C’est le plaisir du soir, le bonbon sucré après une
journée d’amertume, quand la journée ne fut que grisaille et épreuves. Terminer
la journée par un film tout à fait futile, mais dont la légèreté même est
décuplée par la comparaison avec les précédents films de la journée.
« Love Fiction » a fait office de douceur nocturne avant extinction
des feux vendredi soir, parce que le FFCP 2012 m’avait mis à rude épreuve dans
les heures précédentes.
C’est « Self-Referential Traverse » qui avait
ouvert le feu en milieu d’après-midi, alors que les trombes d’eau venaient de
s’arrêter au-dessus de la capitale, que contre toute attente un rayon de soleil
commençait à percer dans le ciel parisien, je me suis engouffré dans la salle 1
pour me prendre en pleine face le trip sous acide de Kim Sun.
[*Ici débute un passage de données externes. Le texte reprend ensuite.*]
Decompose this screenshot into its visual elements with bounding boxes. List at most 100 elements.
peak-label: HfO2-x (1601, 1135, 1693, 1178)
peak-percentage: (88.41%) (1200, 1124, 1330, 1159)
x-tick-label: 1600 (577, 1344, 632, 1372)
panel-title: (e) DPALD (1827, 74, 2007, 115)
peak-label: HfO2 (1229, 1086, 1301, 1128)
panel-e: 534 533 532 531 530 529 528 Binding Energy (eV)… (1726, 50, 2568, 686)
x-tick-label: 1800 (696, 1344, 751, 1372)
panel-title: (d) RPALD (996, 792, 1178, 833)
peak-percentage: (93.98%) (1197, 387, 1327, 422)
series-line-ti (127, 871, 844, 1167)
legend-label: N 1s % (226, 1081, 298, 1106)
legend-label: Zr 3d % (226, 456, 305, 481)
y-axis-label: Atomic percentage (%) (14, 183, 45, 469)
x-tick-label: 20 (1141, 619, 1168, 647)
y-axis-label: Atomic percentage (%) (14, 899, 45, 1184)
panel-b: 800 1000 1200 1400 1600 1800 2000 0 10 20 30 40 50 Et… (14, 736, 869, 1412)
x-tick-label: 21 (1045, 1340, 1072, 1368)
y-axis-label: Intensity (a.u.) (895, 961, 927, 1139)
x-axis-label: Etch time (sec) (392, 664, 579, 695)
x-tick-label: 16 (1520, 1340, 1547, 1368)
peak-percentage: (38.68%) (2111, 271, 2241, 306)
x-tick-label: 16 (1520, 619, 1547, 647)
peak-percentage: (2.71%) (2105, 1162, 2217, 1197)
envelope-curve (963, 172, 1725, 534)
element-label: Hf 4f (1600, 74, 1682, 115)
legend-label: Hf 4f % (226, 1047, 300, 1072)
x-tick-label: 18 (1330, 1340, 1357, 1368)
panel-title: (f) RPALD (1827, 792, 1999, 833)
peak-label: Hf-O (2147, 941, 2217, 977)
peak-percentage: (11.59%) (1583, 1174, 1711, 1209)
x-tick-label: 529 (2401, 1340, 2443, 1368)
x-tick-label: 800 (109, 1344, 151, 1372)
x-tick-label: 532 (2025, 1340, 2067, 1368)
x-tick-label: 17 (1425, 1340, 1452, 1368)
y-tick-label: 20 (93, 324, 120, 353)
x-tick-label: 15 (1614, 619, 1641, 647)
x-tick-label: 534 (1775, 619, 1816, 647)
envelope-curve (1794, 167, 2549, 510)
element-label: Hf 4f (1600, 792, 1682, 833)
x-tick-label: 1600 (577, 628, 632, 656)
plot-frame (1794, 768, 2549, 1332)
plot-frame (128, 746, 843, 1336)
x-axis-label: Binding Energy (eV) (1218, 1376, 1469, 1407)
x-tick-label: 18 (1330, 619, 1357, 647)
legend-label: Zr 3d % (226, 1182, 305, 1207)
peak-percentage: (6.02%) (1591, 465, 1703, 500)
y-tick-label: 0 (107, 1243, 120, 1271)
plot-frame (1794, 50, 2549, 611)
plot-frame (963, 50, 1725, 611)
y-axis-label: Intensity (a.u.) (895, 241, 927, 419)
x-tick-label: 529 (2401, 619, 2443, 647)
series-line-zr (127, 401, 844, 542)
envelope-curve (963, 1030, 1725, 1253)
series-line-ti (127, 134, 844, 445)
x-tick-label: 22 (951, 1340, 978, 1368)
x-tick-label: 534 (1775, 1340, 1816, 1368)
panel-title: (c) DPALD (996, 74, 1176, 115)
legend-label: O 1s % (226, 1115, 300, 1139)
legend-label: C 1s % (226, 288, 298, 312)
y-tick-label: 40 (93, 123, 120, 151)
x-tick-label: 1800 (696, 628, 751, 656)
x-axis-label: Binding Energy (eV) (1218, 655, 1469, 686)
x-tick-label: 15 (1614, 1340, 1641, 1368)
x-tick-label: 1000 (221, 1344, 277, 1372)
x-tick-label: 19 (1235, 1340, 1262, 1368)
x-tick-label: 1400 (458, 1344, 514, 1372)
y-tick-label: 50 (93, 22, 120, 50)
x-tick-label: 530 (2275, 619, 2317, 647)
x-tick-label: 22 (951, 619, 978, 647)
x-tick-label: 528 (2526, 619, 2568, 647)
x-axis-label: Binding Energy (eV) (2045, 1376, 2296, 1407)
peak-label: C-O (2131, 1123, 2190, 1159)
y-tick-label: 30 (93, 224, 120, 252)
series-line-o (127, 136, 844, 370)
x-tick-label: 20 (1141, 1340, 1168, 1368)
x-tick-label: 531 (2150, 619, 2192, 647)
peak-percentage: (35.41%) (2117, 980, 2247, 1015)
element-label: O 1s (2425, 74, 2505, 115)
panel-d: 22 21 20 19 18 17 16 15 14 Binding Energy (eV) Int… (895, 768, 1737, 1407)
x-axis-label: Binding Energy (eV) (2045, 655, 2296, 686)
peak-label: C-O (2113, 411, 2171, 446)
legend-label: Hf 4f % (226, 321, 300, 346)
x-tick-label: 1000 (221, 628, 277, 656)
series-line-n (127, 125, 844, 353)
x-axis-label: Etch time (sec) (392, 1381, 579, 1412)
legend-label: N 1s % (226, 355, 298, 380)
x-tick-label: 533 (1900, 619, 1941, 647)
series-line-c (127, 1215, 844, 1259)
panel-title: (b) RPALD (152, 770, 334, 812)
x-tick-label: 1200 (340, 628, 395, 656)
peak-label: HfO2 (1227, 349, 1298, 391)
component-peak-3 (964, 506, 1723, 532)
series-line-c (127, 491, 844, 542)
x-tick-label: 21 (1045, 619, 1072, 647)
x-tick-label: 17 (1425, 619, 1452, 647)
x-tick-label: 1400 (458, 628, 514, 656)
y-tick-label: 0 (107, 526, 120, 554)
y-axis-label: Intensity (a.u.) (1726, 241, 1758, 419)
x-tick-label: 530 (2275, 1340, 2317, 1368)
L’an passé
le festival avait programmé « Anti-Gas Skin » du même réalisateur (et son frère Kim Gok), qui déjà avait
fait sensation dans le n’importe quoi jonglant entre fascination et fumisterie.
Avec ce nouveau film, Kim Sun parvient à pousser l’exercice nuageux encore
plus loin. Les amateurs de belles images en auront certainement avalé de
travers à la découverte du film. Il y avait tout de même dans la salle des
spectateurs qui s’étaient rabattus sur « Self-Referential Traverse »
parce que Masquerade affichait
complet dans la salle 2. Ceux-là, ils ont dû se pincer pour y croire. Passer du
film en costume clinquant avec Lee Byung Hun à une expérimentation politique esthétiquement
laide et narrativement nébuleuse avec pour héros une mascotte de la police en
bois, ça doit faire un choc.
Moi et mes compères du jour ID et Epikt y étions
préparés, et déjà avec cette préparation, la projection ne fut pas de tout
repos. Le film s’ouvre sur une attaque à charge de Lee Myung Bak et de sa
politique (après Two Doors,
décidément…) sous forme de soap familial filmé avec une caméra HD bas de gamme,
puis se poursuit en métaphore de tout ce qui ne tourne pas rond dans l’action du
pouvoir, avec la fameuse mascotte habillée en flic et des rats magnifiquement faux
qui illustrent la lutte entre l’autorité et ceux qui s’y opposent. Tout le
discours en filigrane est intéressant, couillu et dingo à la fois, mais le
parti pris esthétique d’imprimer un aspect cheap, laid et
« grindhouse » à l’ensemble rend l’expérience assez lassante. C’est
l’exemple type de bonne idée de court-métrage qui se perd sous le format long.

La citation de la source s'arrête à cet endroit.